Date: June 7, 2007 – San Jose Mercury News

Honda is dropping the hybrid version of the Honda Accord. Honda’s decision to place a hybrid system in the V-6 version of the Accord, rather than the more fuel-efficient four-cylinder vehicle, was a critical error. That decision—to use hybridization to offer greater performance rather than maximum fuel efficiency—came during the early days of the hybrid market. Honda took one on the chin for the entire hybrid market, learning a bitter lesson that hybrid buyers want fuel efficiency in a gas-electric vehicle.

The removal of the Accord Hybrid from the market follows Honda’s decision last year to discontinue the Honda Insight, the first hybrid to enter the market. While the Honda Insight was the reigning fuel efficiency king for six years, the two-seat teardrop designed vehicle was not practical for many car buyers.

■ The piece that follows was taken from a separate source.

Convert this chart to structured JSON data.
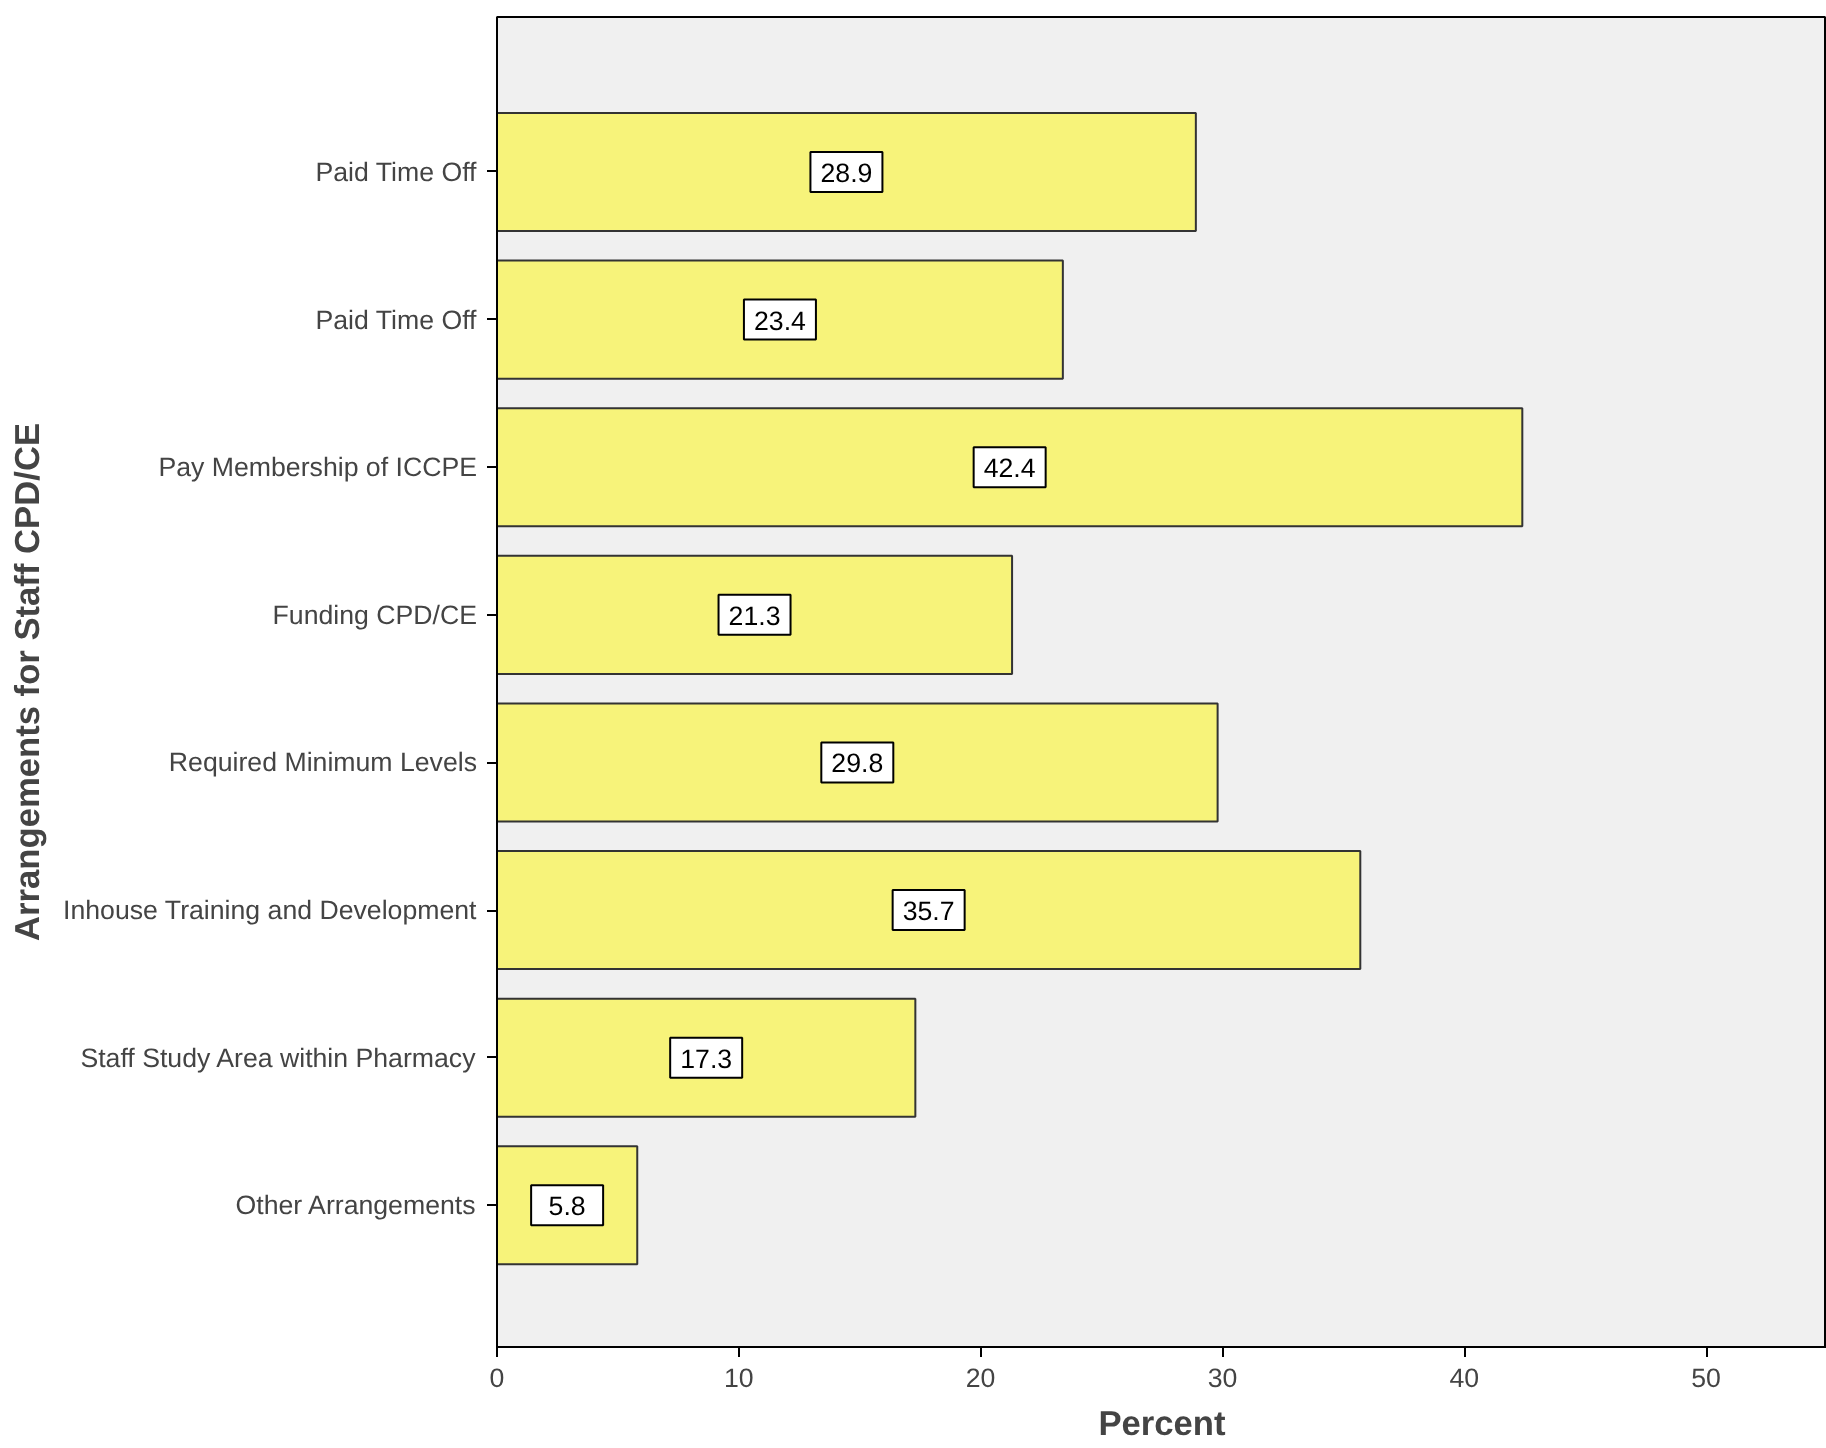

Unlike the Toyota Prius, a runaway hit because it strikes the right balance between practicality, adequate performance and superior fuel efficiency, Honda erred with the Accord Hybrid by falling below hybrid-level fuel economy levels and with the Insight because of impracticality.

As reported in the San Jose Mercury News:

The decision wasn’t a surprise, as sales of the Accord hybrid have been tepid since it arrived in 2004. Most analysts blame the model’s failure on Honda’s decision to pair electric components with a V-6 engine instead of with a higher-mileage four-cylinder gasoline motor.

In the United States, Honda dealers sold just 5,598 Accord hybrids last year, and just 439 last month. Rival Toyota sold 24,009 Prius hybrids in May, the car’s best sales month in history, and 106,971 in 2006.

"The cancellation of the Honda Accord hybrid points out the fact that hybrid manufacturers have largely been unable to expand the public’s perception of hybrids beyond high fuel economy," said Jack Nerad, executive market analyst for Kelley Blue Book and its kbb.com Web site.

Mr. Nerad states the obvious point somehow missed by Honda with the Accord. The public expects hybrids to have high fuel economy. Honda learned that lesson the hard way. It remains to be seen if other carmakers will benefit from Honda’s mistakes.

To Honda’s credit, the company has apparently learned from its own miscalculations. The company will offer a new, smaller dedicated hybrid car—about the size of the Fit, but not based on that model—within two years. With the release of the yet-to-be-named new Honda hybrid, the company is likely to regain its position as producer of the most fuel-efficient vehicle available in the U.S. market.